PDA

View Full Version : Windows 10 DNS Management



Renk
23.09.15, 13:18
Windows 10 handles DNS in a non conventional way:


Windows 10 DNS resolver sends DNS requests in parallel to all available network interfaces and uses the fastest reply to come. If you use DNS from the local network, this problem allows your ISP or a hacker with Wi-Fi ap to hijack your DNS records even if you use VPN.


In order to disable this "feature", go with registry editor to HKEY_LOCAL_MACHINE\Software\Policies\Microsoft\Win dows NT\DNSClient ans add a DWORD with name DisableSmartNameResolution and any value other than zero.


https://medium.com/@ValdikSS/beware-of-windows-10-dns-resolver-and-dns-leaks-5bc5bfb4e3f1

anon
23.09.15, 17:14
I don't use Windows 10 (although apparently 8.1 is also affected by this) and don't think I will in the near future, but this is a good tip. Thanks for posting!

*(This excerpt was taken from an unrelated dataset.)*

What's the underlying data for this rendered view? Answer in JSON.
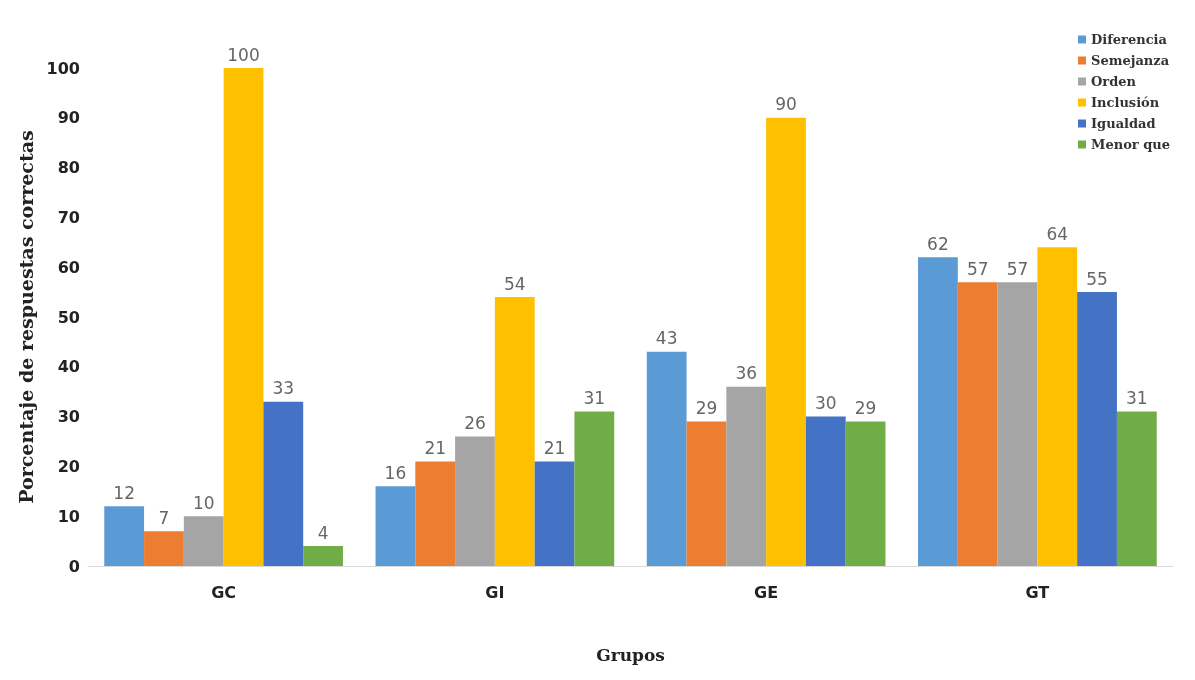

While you're at it, you can disable multicast DNS if you don't need it, by adding a DWORD called EnableMulticast with a value of 0. That feature is supposed to offer decentralized name resolution for .local domains on local networks only, but in practice it sometimes leaks requests for other hostnames too. If you're on a VPN, those may reach other customers on the same subnet.